Insigne d'Assaut Général
Le Insigne d'Assaut Général (Allgemeines Sturmabzeichen) représente l'une des décorations de combat les plus significatives de la Wehrmacht allemande pendant la Seconde Guerre mondiale. Cette distinction a été instituée le 1er juin 1940 par Adolf Hitler en tant que Commandant suprême de la Wehrmacht, destinée à reconnaître la bravoure et l'engagement personnel des soldats dans les opérations de combat direct.
La création de cet insigne est intervenue pendant une phase d'opérations militaires intensives, après que la campagne de France réussie eut mis en évidence la nécessité de reconnaître les exploits d'infanterie au-delà de l'Insigne d'Assaut d'Infanterie déjà existant. L'Insigne d'Assaut Général différait de son prédécesseur, l'Insigne d'Assaut d'Infanterie de 1939, en ce qu'il pouvait être décerné aux membres de toutes les armes ayant participé à des attaques d'assaut.
Les critères d'attribution étaient clairement définis : un soldat devait participer à au moins trois attaques d'assaut à des jours différents, ou alternativement, l'insigne pouvait être décerné pour blessures reçues au corps à corps. Une attaque d'assaut était définie comme une attaque à l'arme blanche ou aux grenades à main contre des positions ennemies sous le feu direct de l'ennemi. Ces critères stricts soulignaient la valeur particulière de cette décoration.
Le design de l'insigne présente une couronne de feuilles de chêne ovale, au centre de laquelle se croisent une grenade à manche et une baïonnette dégainée, surmontées d'un casque d'acier stylisé. Le motif symbolisait les armes élémentaires du combat rapproché de l'infanterie et le courage personnel dans l'engagement direct. La conception suivait les principes typiques du design militaire de l'époque, mettant l'accent sur les symboles martiaux et l'ornementation germanique.
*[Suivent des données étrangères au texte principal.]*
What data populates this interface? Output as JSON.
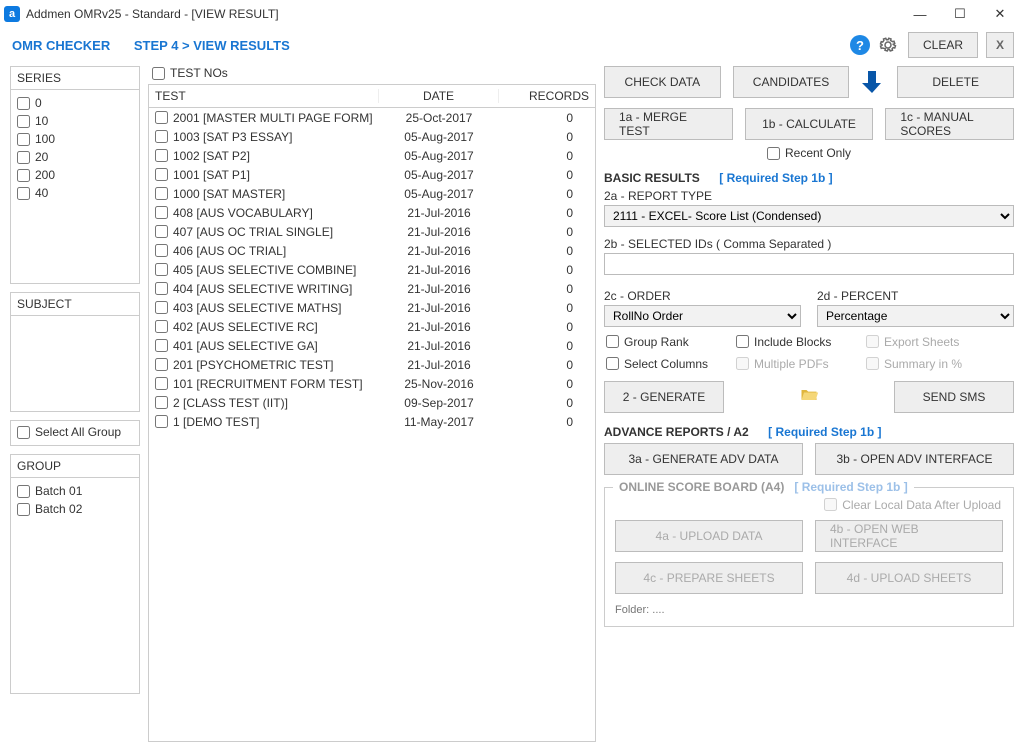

La version décrite ici en zinc fin argenté avec des bords polis représente une variante de fabrication typique. Pendant la guerre, les insignes d'assaut étaient produits par divers fabricants, utilisant différents matériaux et techniques de production. L'utilisation du zinc fin était liée à la guerre, car les métaux stratégiques comme le bronze étaient de plus en plus nécessaires pour la production d'armement. Néanmoins, l'argenture donnait à l'insigne une apparence digne, tandis que les bords polis soulignaient la qualité artisanale.
La fabrication de tels insignes était effectuée par diverses entreprises autorisées, chacune avec ses propres caractéristiques dans l'estampage et l'exécution. Les fabricants devaient maintenir certaines normes de qualité, les détails de l'estampage, la profondeur du relief et l'exécution du dispositif d'épingle au revers étant des marqueurs de qualité importants.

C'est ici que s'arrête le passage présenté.